Before turning to his discussion of corrupt electioneering and the exorbitant influence of monied peers in another post, I’d like to reflect a bit on poverty here today,  nearly 250 years after the publication of Sermons to Asses.  First of all,  what is particularly striking today is a return to the general conditions of the late eighteenth century–in spite of the fact that agriculture is no longer the chief mainspring of our economy.  Although it could be argued that the poor today enjoy higher standards of living in comparison with their counterparts from 1768, could it not also be said that class inequities and privileges remain as stark as ever, particularly with the decline of social mobility over the last few decades?  (Ironic how the New World has traded places with the Old in this respect as the US lags behind even the UK.)

According to Mingay’s classic study of the 18th-century English landed elite, the titled nobility (e.g., dukes, earls, counts, etc. ) comprised slightly less than 1% of the nation but earned 15% of the national income (mostly in the form of rent): a statistic that mirrors that of the 1% in America. Likewise, the remaining 19%  of the landed interest (gentry and wealthy farmers) earned nearly 50% of the national income–again, much the same as our top 20%: a remarkable affinity considering our generally improved levels of literacy (near 90% vs. 60%).   And just as 50% of Murray’s population lived at subsistence levels,  nearly 1 out of 2 American families today are either low-income or poor.  Moreover, if the wealthiest landowners acquired even more wealth (particularly with the rapid enclosure of the commons) while the wages of the poor and laboring classes declined towards the close of the 18th century, the trajectories of the wealthiest 1% and the lower income families have also widened at the close of the 20th century.  Could it be that the present gap in America between the haves and have-nots has met or even exceeded that of the 18th century?  A scary thought indeed: but not quite so scary as some of the general attitudes variously displayed by members of our state and federal government.

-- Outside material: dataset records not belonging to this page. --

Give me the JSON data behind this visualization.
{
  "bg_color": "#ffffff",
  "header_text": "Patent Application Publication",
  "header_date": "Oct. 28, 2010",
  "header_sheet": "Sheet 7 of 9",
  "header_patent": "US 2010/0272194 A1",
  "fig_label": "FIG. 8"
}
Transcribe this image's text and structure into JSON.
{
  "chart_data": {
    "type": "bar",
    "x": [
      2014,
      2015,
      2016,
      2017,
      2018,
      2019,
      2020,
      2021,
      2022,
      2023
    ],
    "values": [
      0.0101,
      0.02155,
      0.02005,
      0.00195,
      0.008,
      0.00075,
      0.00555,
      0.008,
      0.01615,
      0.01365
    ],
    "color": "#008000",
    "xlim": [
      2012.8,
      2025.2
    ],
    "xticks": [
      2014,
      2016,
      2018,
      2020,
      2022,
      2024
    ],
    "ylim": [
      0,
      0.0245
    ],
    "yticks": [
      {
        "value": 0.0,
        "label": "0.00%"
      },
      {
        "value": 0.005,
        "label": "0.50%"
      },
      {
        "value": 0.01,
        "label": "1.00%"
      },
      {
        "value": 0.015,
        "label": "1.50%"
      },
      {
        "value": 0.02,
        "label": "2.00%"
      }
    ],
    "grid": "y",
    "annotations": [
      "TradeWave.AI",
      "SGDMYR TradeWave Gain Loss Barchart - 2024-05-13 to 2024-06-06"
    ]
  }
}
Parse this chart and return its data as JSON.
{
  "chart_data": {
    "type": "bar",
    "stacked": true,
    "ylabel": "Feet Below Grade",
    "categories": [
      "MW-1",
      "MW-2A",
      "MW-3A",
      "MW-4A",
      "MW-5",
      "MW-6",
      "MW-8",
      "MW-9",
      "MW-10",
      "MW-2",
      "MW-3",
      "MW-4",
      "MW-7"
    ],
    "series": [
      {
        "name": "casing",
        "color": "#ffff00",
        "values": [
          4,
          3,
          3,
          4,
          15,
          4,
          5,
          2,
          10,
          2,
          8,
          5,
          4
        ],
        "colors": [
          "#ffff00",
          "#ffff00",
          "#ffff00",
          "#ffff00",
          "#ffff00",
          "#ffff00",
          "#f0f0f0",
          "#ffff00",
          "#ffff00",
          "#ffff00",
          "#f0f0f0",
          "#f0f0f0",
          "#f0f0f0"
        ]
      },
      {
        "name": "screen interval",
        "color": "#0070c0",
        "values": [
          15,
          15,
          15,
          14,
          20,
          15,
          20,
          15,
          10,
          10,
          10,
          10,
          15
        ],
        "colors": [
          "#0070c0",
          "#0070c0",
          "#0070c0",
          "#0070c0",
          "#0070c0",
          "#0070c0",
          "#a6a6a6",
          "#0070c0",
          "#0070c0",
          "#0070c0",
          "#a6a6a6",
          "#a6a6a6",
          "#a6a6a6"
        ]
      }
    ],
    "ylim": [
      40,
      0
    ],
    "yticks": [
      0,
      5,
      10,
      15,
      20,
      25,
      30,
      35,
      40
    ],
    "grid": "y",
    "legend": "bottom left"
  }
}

For we too continue to face the challenges addressed by Murray. As Jesse Jackson has observed in words reminiscent of our feisty Newcastle minister,  too many of those in power–like Romney–“are woefully silent about the predicament of the poor.”  Given the broad reluctance to raise taxes on the wealthiest whether on a state or national level, the brunt of a recession inevitably falls on those with lower or fixed incomes as monies for food, health care, and energy are reduced.  If anything, these “safety nets,” so complacently assumed by Romney, are far from guaranteed, especially with the ever lurking possibilities of food inflation (as in early last year)  and spikes in gas prices.  For instance, even though Obama promised in his state of the union speech of 2011 that he would not balance the budget on the backs of the most vulnerable, he  nonetheless proceeded to slash funding for community service block grants, food stamps, and Low Income Home Energy Assistance (LIHEAP) by 45%.  In Pennsylvania, Governor Corbett made noises about removing people under 60 from food stamp rolls if they had more than $2000 in their savings account  (and $3,250 if they were over 60). Fortunately in both cases, there was sufficient opposition to stem some of these  drastic cuts.  But all in all, the general insensitivity to the plight of the poor is only barely more compassionate than a call for the return to Dickensian child labor.